Can you name major Korean institutional investors which are active outside of Korea?
Most would recognize the $430 billion-plus Korean National Pension Service (NPS) and the $85 billion-plus Korea Investment Corporation (KIC). But beyond those two widely recognized investors, many Korean insurance companies, pension funds, endowment funds, securities firms and family offices have also been actively investing in offshore real estate properties in the past several years. While these ‘smaller’ institutional investors may not be household names in the sector, in aggregate, they should be recognized as important sources of capital.
For the past few years, the amount of equity invested by Korean institutional investors in offshore real estate has grown.

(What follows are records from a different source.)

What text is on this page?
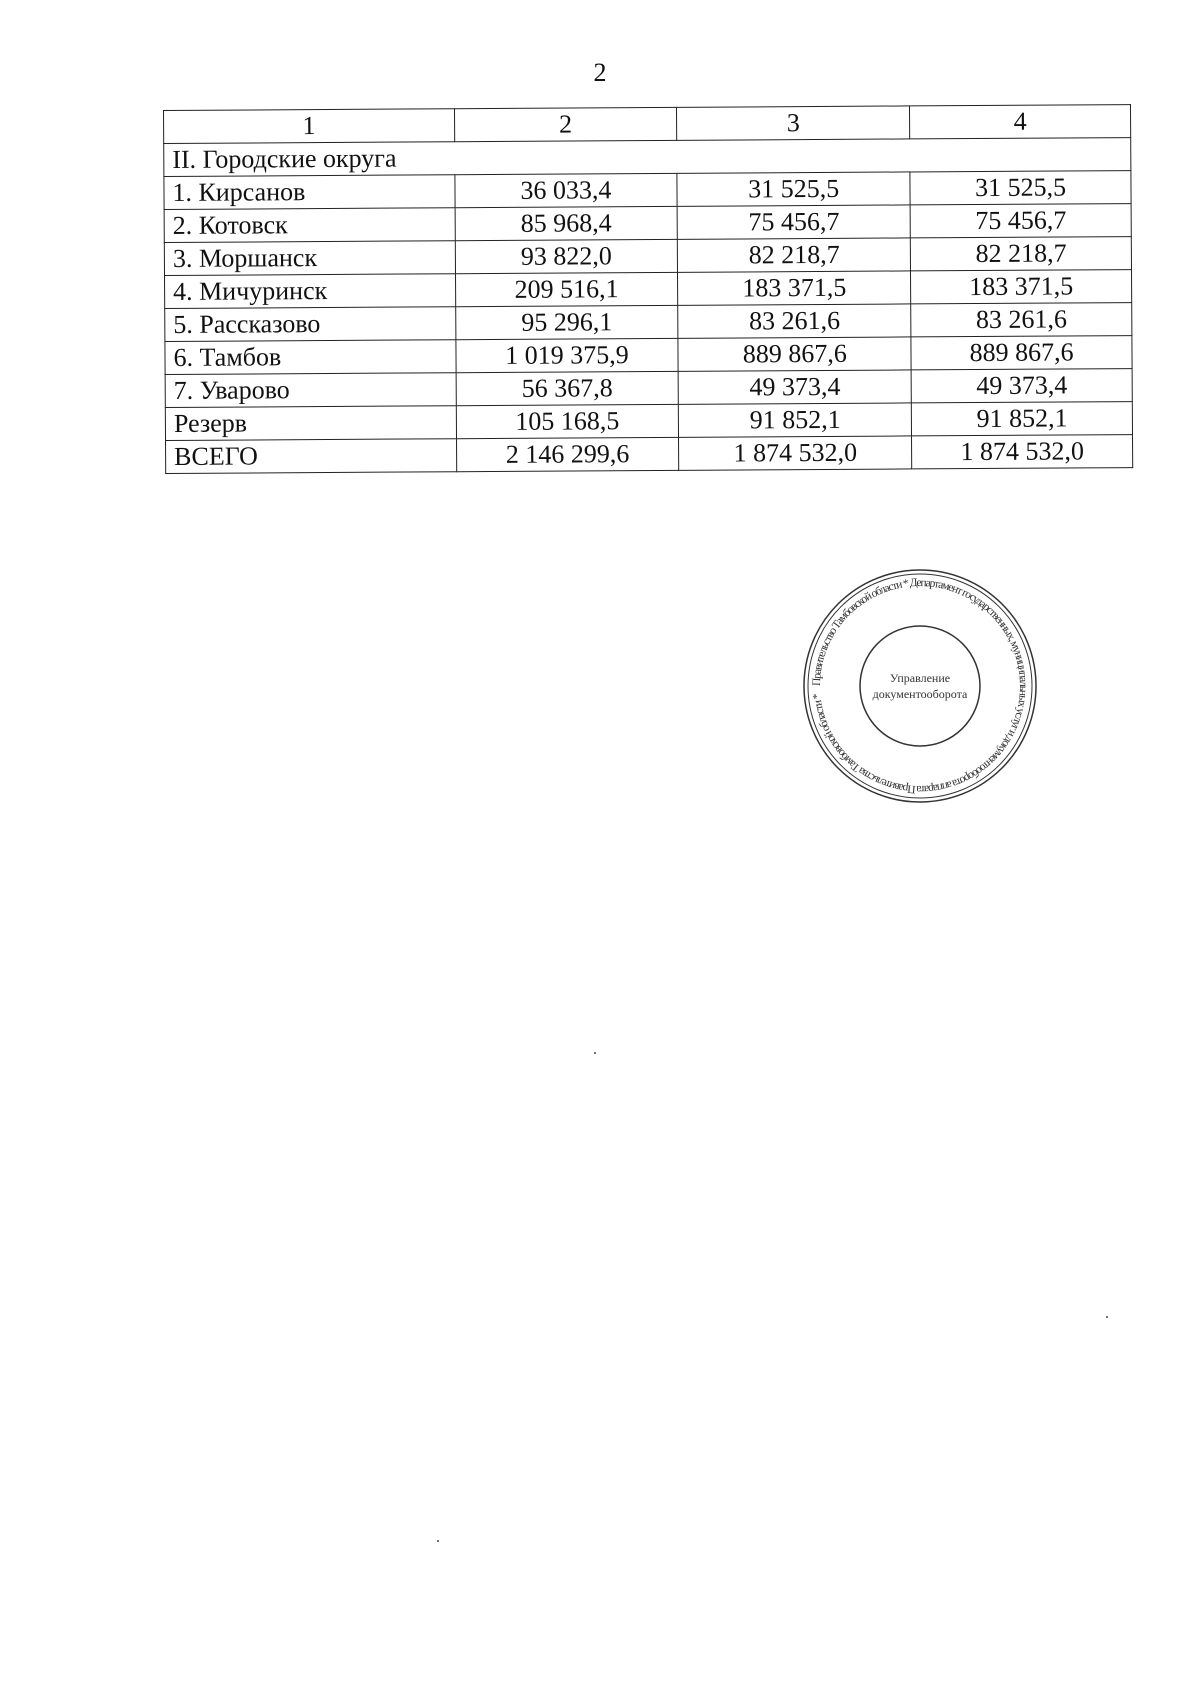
2
1	2	3	4
II. Городские округа			
1. Кирсанов	36 033,4	31 525,5	31 525,5
2. Котовск	85 968,4	75 456,7	75 456,7
3. Моршанск	93 822,0	82 218,7	82 218,7
4. Мичуринск	209 516,1	183 371,5	183 371,5
5. Рассказово	95 296,1	83 261,6	83 261,6
6. Тамбов	1 019 375,9	889 867,6	889 867,6
7. Уварово	56 367,8	49 373,4	49 373,4
Резерв	105 168,5	91 852,1	91 852,1
ВСЕГО	2 146 299,6	1 874 532,0	1 874 532,0
Правительство Тамбовской области * Департамент государственных, муниципальных услуг и документооборота аппарата Правительства Тамбовской области *
Управление
документооборота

In 2014, they invested nearly $3 billion in offshore real estate compared to $5 billion domestically. In H1 2015, approximately $1.7 billion went abroad while only $1.9 billion stayed within Korea. Barring unexpected turbulence in global capital markets, the demand for offshore real estate by Korea’s investors should continue to increase in the foreseeable future.

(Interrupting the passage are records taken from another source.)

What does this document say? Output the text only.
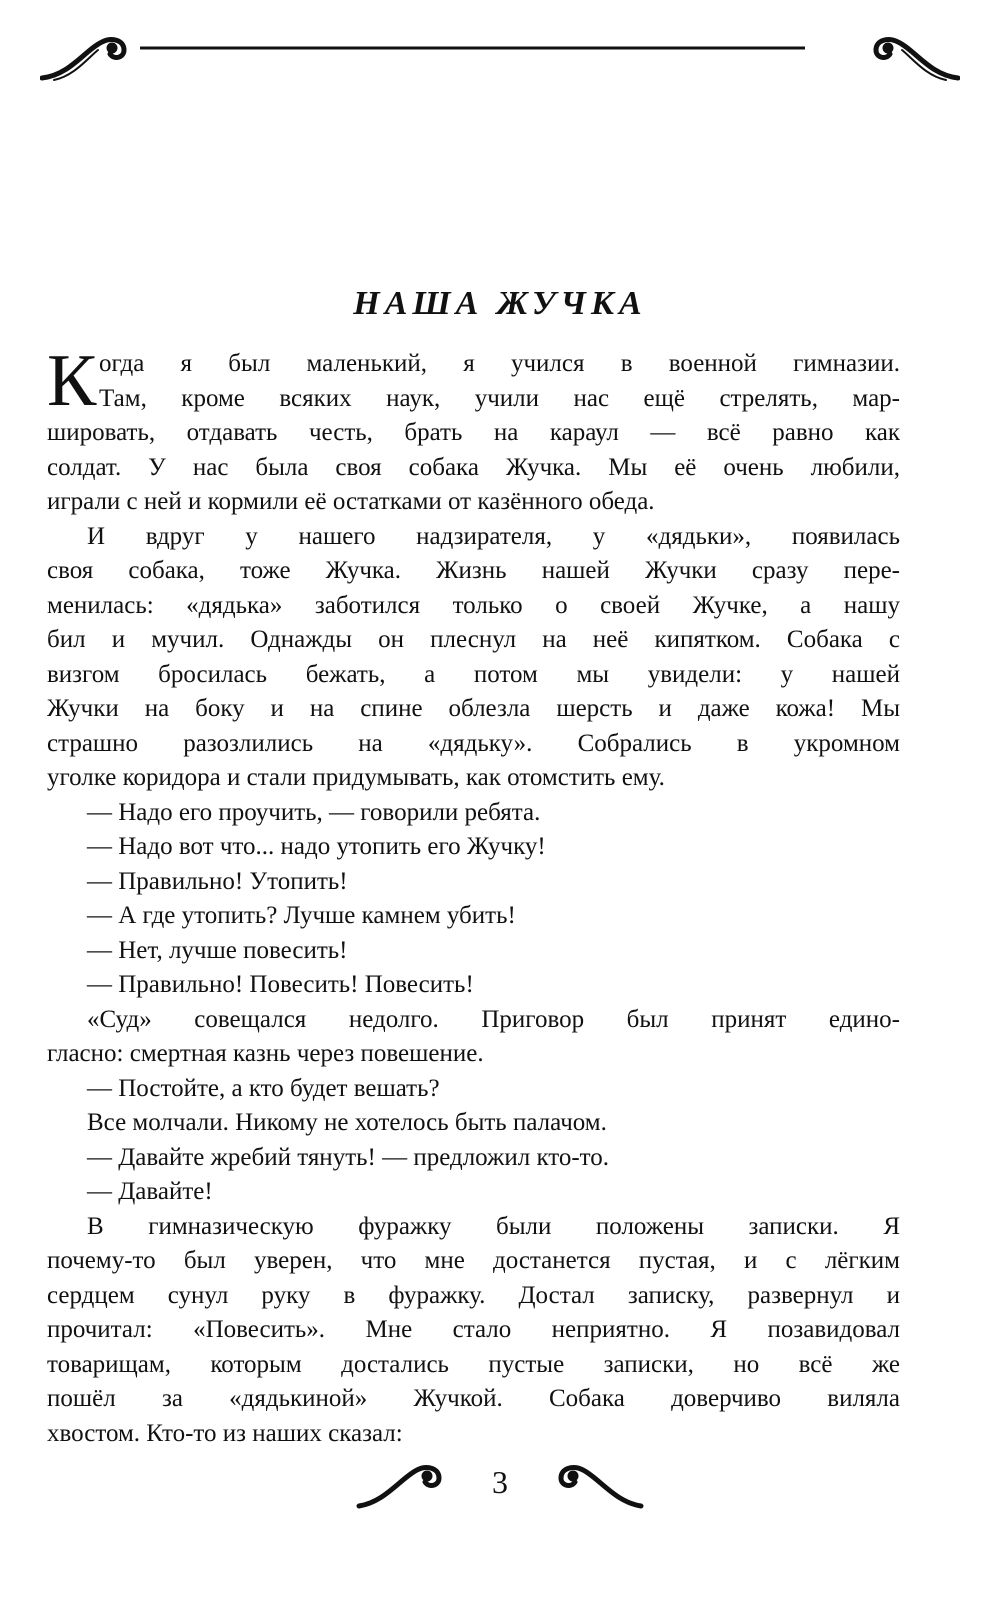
НАША ЖУЧКА
К огда я был маленький, я учился в военной гимназии.
Там, кроме всяких наук, учили нас ещё стрелять, мар-
шировать, отдавать честь, брать на караул — всё равно как
солдат. У нас была своя собака Жучка. Мы её очень любили,
играли с ней и кормили её остатками от казённого обеда.
И вдруг у нашего надзирателя, у «дядьки», появилась
своя собака, тоже Жучка. Жизнь нашей Жучки сразу пере-
менилась: «дядька» заботился только о своей Жучке, а нашу
бил и мучил. Однажды он плеснул на неё кипятком. Собака с
визгом бросилась бежать, а потом мы увидели: у нашей
Жучки на боку и на спине облезла шерсть и даже кожа! Мы
страшно разозлились на «дядьку». Собрались в укромном
уголке коридора и стали придумывать, как отомстить ему.
— Надо его проучить, — говорили ребята.
— Надо вот что... надо утопить его Жучку!
— Правильно! Утопить!
— А где утопить? Лучше камнем убить!
— Нет, лучше повесить!
— Правильно! Повесить! Повесить!
«Суд» совещался недолго. Приговор был принят едино-
гласно: смертная казнь через повешение.
— Постойте, а кто будет вешать?
Все молчали. Никому не хотелось быть палачом.
— Давайте жребий тянуть! — предложил кто-то.
— Давайте!
В гимназическую фуражку были положены записки. Я
почему-то был уверен, что мне достанется пустая, и с лёгким
сердцем сунул руку в фуражку. Достал записку, развернул и
прочитал: «Повесить». Мне стало неприятно. Я позавидовал
товарищам, которым достались пустые записки, но всё же
пошёл за «дядькиной» Жучкой. Собака доверчиво виляла
хвостом. Кто-то из наших сказал:
3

There are certain causes for this increasing appetite for offshore property. First, because interest rates have fallen and remained low, Korean investors, just like their counterparties abroad, increased their allocations into alternative asset classes, especially real estate. And with the ever-increasing amounts of available capital for real estate investments, investors have had difficulties sourcing an adequate supply of ‘reasonably priced’ domestic assets.
Second, their portfolios of real estate assets were getting sufficiently large that they’ve had to diversify into properties other than Seoul office buildings.
Unfortunately, they fall off of a liquidity cliff once they journey into provincial markets or other property types domestically (selected hypermarket retail and master-leased hotels being two exceptions). Therefore, in search of higher relative value and diversification benefits, investors have ventured into offshore markets.
Many of these investors expect real estate investment to deliver strong current income with potential for some upside at exit. In other words, they see real estate as an enhanced fixed-income asset that can deliver a sizable spread over government bond yields for sacrificing on liquidity. The investors, by and large, expect to achieve minimum cash-on-cash yields of between 5 percent and 6 percent, and IRRs of between 6 percent and 7 percent (net of taxes and fees).
Accordingly, they target core assets, particularly fully-stabilized CBD office buildings. In order to achieve the necessary running yields, investments are typically leveraged around 50 percent. Currency hedges are put in place normally for 100 percent of the equity and roughly 80 percent of the distribution. Since currency hedges become expensive beyond five years, a majority of investments have a target holding period of around five years. In the current environment, investing in a euro-denominated market, for example, can boost investment IRRs by approximately 150 basis points, purely from the currency hedge. Assets with a low tenant turnover ratio are preferred, especially master-leased assets with long weighted average lease expiry, because they can generate steady distribution during the holding period.
In terms of asset size, Korean investors prefer larger, Class A buildings – typically in excess of $150 million in value. In almost all cases, a Korean fund manager would create a ‘club,’ pooling together a group of like-minded investors to acquire a target asset. However, if an asset size is too big, then putting together a club becomes more challenging.
There is a pattern in the ways in which Korean institutional investors have been acquiring offshore hard assets in the past few years. The first set of destinations included the US gateway cities and London. Today, as fully-stabilized CBD office assets in top-tier cities have become expensive, investors have adjusted their targets to still achieve their target risk-adjusted returns and so top Germany cities, such as Frankfurt, have become attractive. Some investors have shifted to focus on mezzanine debt to reduce risk, while others have turned to the CBDs of second-tier cities, fringe submarkets of top-tier cities, or non-office assets like logistics and hotels where going-in yields are marginally higher than those from traditional office assets.
Looking ahead, Korean institutional investors, as they get more experienced in investing in offshore assets, are likely to gradually increase their risk appetite to explore specialized property types like student housing, senior living and parking properties, value-add strategies, and, geographically, some of the smaller markets in Europe and the US. But it will be a case of one step at a time and investment managers that would work with Korean institutional capital will do well to remember that.